Method: This is a prospective observational study, using a sample of 68 patients who were hospitalized in an ICU of a hospital in Athens. APACHE II and SAPS II were calculated considering the worst values of the first 24 hours of hospitalization. The area under the curve (AUC) was used to test the discrimination in predicting survival, while the Hosmer-Lemeshow test was used to calibrate the indicators. Multiple linear regression was performed to recognize the prognostic factors of the length of stay and multiple logistic regression to highlight the prognostic factors of the patient΄s outcome.

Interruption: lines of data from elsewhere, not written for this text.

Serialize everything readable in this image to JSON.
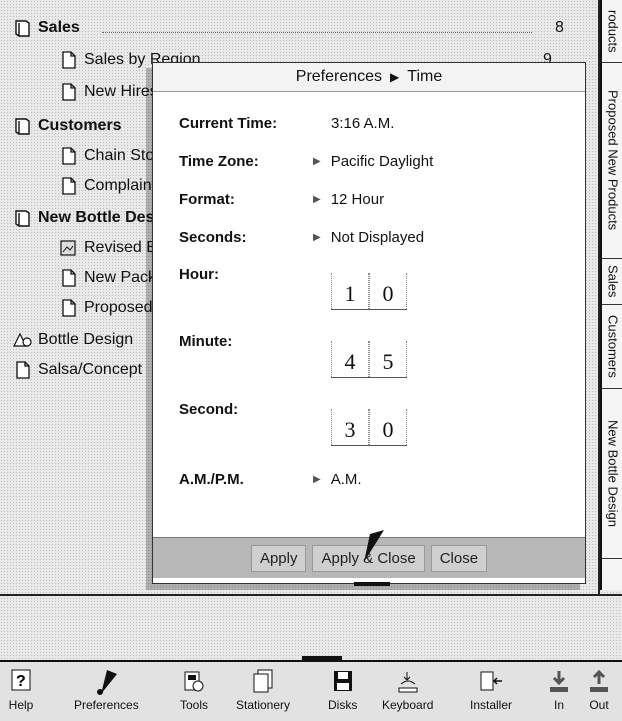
{
  "notebook": {
    "rows": [
      {
        "label": "Sales",
        "page": "8"
      },
      {
        "label": "Sales by Region",
        "page": "9"
      },
      {
        "label": "New Hires"
      },
      {
        "label": "Customers"
      },
      {
        "label": "Chain Stores"
      },
      {
        "label": "Complaints"
      },
      {
        "label": "New Bottle Design"
      },
      {
        "label": "Revised Bottle"
      },
      {
        "label": "New Packaging"
      },
      {
        "label": "Proposed Bottle"
      },
      {
        "label": "Bottle Design"
      },
      {
        "label": "Salsa/Concept"
      }
    ]
  },
  "tabs": [
    "roducts",
    "Proposed New Products",
    "Sales",
    "Customers",
    "New Bottle Design"
  ],
  "dialog": {
    "title_parent": "Preferences",
    "title_child": "Time",
    "current_time_label": "Current Time:",
    "current_time_value": "3:16 A.M.",
    "time_zone_label": "Time Zone:",
    "time_zone_value": "Pacific Daylight",
    "format_label": "Format:",
    "format_value": "12 Hour",
    "seconds_label": "Seconds:",
    "seconds_value": "Not Displayed",
    "hour_label": "Hour:",
    "hour_digits": [
      "1",
      "0"
    ],
    "minute_label": "Minute:",
    "minute_digits": [
      "4",
      "5"
    ],
    "second_label": "Second:",
    "second_digits": [
      "3",
      "0"
    ],
    "ampm_label": "A.M./P.M.",
    "ampm_value": "A.M.",
    "buttons": {
      "apply": "Apply",
      "apply_close": "Apply & Close",
      "close": "Close"
    }
  },
  "toolbar": {
    "items": [
      {
        "label": "Help",
        "icon": "help-icon"
      },
      {
        "label": "Preferences",
        "icon": "preferences-icon"
      },
      {
        "label": "Tools",
        "icon": "tools-icon"
      },
      {
        "label": "Stationery",
        "icon": "stationery-icon"
      },
      {
        "label": "Disks",
        "icon": "disks-icon"
      },
      {
        "label": "Keyboard",
        "icon": "keyboard-icon"
      },
      {
        "label": "Installer",
        "icon": "installer-icon"
      },
      {
        "label": "In",
        "icon": "in-tray-icon"
      },
      {
        "label": "Out",
        "icon": "out-tray-icon"
      }
    ]
  }
}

Results: 64.7% of patients (n=68) were male. The mean (± SA) age was 58.88 (± 18.11) years. 44.1% (n=30) were admitted by surgery. 82.4% of patients needed mechanical support. 23.5% of patients died and the length of hospital stay was 25.00 (15.00 - 38.50) days. The mean score on the APACHE II scale was 16.35 (± 7.96), and SAPS II score was 35.01 (± 27.11). The mean predicted mortality based on the APACHE II scale was 29.27% (± 19.44%) and on the SAPS II scale 35.01% (± 27.11). Predictors of outcome were the scores and the duration of mechanical ventilation. The length of stay had a positively statistically significant correlation with both scores. Prognostic factors of the duration of hospitalization were the two scores and the duration of mechanical ventilation.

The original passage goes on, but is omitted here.